The anti-VEGFR antibodies have a broader specificity profile given that these agents interfere with signaling pathways stimulated by multiple members of the VEGF family. Thus far, it is unclear if a broader specificity anti-VEGF agent is more effective than bevacizumab or r84. In fact, a recent direct comparison of mouse chimeric r84 to sunitinib and a peptoid that binds and inhibits VEGFR1 and VEGFR2 demonstrated that r84 was as or more effective in controlling tumor growth in two models of breast cancer in immunocompetent mice.109
This study also evaluated the immunological phenotype of tumors under therapy and found that in general, treatment of r84 resulted in fewer immunosuppressive cells (e.g., myeloid-derived suppressor cells, Treg
, immature dendritic cells) in the tumor microenvironment. These cell based changes are likely the result of an altered cytokine profile after therapy.109
To our knowledge similar studies have not been performed with the other anti-VEGF agents discussed here.
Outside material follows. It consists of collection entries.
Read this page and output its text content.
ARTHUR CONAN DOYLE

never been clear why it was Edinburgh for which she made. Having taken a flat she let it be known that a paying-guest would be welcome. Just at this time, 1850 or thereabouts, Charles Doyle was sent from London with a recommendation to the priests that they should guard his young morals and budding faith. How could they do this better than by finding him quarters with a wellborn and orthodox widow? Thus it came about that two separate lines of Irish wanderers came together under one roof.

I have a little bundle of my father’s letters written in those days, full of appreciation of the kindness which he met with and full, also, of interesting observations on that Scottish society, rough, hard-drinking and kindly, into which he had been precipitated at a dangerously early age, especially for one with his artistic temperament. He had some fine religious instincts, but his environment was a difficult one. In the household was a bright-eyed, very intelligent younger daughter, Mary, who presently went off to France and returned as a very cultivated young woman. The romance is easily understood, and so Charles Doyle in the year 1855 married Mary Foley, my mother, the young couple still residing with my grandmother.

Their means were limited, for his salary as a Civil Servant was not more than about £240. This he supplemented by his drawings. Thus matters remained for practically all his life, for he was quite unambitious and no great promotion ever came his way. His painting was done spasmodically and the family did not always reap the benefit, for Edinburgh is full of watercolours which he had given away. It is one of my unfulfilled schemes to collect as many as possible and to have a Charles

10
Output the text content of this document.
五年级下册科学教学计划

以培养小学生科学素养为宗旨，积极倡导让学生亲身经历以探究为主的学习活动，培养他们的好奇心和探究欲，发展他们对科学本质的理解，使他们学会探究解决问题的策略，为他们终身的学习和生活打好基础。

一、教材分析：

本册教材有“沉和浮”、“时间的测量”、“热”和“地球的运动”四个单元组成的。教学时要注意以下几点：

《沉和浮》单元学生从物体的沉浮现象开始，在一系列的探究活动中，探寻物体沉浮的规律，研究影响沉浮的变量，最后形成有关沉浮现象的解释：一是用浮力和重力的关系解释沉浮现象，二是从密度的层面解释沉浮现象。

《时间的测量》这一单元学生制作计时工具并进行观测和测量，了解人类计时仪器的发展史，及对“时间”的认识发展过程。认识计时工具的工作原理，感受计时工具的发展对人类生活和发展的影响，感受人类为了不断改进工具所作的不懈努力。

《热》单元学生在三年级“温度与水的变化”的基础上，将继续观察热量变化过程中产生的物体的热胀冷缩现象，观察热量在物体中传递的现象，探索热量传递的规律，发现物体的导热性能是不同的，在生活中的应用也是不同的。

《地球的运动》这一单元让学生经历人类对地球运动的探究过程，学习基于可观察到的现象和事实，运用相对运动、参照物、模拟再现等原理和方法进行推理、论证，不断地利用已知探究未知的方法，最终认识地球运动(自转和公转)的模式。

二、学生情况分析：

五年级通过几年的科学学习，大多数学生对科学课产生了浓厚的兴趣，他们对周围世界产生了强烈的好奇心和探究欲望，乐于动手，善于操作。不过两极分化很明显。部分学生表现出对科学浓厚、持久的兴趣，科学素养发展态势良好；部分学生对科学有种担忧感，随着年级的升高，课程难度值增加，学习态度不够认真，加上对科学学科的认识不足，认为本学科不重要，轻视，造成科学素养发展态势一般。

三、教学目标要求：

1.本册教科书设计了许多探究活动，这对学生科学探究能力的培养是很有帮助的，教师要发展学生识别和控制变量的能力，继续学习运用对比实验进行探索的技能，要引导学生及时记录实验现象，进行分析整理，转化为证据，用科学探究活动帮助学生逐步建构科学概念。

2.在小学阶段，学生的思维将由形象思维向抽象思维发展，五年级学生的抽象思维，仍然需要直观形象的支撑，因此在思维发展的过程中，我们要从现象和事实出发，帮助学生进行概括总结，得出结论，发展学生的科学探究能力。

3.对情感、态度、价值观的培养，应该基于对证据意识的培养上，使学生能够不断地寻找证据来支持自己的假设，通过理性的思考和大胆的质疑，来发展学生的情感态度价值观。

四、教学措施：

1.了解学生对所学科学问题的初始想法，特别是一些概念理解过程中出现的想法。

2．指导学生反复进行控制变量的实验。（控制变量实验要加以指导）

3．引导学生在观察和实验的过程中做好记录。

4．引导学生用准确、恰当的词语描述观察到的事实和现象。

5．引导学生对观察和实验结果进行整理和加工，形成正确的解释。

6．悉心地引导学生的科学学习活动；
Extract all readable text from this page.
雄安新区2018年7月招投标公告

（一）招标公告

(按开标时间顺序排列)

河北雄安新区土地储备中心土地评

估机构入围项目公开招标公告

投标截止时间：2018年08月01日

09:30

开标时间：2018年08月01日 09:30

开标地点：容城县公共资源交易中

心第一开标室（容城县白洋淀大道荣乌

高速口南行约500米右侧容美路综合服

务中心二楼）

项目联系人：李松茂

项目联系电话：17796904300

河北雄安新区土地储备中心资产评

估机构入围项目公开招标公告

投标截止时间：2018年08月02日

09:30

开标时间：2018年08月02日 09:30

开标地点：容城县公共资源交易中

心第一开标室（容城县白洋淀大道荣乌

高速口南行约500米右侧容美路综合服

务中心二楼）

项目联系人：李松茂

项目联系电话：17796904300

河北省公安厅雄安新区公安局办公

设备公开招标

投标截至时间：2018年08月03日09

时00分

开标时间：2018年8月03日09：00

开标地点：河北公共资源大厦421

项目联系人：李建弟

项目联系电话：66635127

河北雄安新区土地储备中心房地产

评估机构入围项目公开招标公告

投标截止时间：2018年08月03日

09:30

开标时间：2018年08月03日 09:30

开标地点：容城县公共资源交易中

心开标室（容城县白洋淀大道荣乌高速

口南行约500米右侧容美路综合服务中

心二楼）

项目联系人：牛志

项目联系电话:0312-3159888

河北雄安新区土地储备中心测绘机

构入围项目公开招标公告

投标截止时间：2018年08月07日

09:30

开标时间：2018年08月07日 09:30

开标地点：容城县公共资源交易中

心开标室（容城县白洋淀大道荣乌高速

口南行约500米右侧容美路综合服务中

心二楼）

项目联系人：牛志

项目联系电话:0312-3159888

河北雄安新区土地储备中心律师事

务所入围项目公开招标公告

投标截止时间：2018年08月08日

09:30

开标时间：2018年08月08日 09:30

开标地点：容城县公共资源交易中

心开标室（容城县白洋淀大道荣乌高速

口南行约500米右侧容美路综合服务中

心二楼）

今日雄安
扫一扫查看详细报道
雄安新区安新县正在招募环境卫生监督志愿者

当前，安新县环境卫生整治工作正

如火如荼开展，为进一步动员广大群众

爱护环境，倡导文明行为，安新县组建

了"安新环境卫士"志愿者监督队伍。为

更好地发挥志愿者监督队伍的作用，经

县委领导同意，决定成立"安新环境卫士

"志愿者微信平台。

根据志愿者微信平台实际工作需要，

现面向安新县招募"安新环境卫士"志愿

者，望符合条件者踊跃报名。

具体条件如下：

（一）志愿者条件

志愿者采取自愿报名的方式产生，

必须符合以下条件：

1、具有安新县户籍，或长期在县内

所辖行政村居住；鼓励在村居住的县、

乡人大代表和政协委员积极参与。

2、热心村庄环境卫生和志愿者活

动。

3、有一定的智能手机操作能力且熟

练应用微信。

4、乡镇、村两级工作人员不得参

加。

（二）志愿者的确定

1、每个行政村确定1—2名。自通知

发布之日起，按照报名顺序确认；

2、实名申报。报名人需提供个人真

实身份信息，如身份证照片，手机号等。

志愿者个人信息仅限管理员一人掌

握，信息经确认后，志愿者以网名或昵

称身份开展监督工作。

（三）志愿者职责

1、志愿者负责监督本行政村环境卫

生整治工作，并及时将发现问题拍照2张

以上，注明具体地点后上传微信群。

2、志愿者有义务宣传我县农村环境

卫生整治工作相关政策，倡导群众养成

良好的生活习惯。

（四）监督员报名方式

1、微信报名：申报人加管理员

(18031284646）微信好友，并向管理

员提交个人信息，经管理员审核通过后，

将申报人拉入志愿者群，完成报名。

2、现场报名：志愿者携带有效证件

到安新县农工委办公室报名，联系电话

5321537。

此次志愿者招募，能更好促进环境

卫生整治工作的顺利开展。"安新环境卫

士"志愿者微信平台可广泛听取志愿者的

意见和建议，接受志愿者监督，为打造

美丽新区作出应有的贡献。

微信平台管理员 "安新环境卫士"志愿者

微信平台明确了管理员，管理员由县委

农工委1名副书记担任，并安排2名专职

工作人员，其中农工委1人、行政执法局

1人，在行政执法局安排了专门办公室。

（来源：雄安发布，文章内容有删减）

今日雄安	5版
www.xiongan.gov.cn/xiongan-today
Species specificity issues and other inherent challenges with pharmaceutical-based novel therapies preclude a head-to-head test of these leading anti-VEGF strategies in pre-clinical models. Thus we are forced to make assumptions regarding the potential superiority of one agent over another based on the efficacy observed in similar models and the biology of the therapy employed.
In reality, arguing the benefits and shortcomings of the individual mAb-based strategies available for targeting the VEGF pathway in cancer may be short-sighted. Selectively targeting angiogenesis in patients will most likely require an arsenal of therapeutics and the best strategy may very well depend upon the tumor type, stage, histology or may be entirely patient specific. This again highlights the need for biomarkers that can predict a patient’s response to anti-angiogenic therapy, as well as the need for an array of selective therapies to improve patient survival by inhibiting tumor angiogenesis.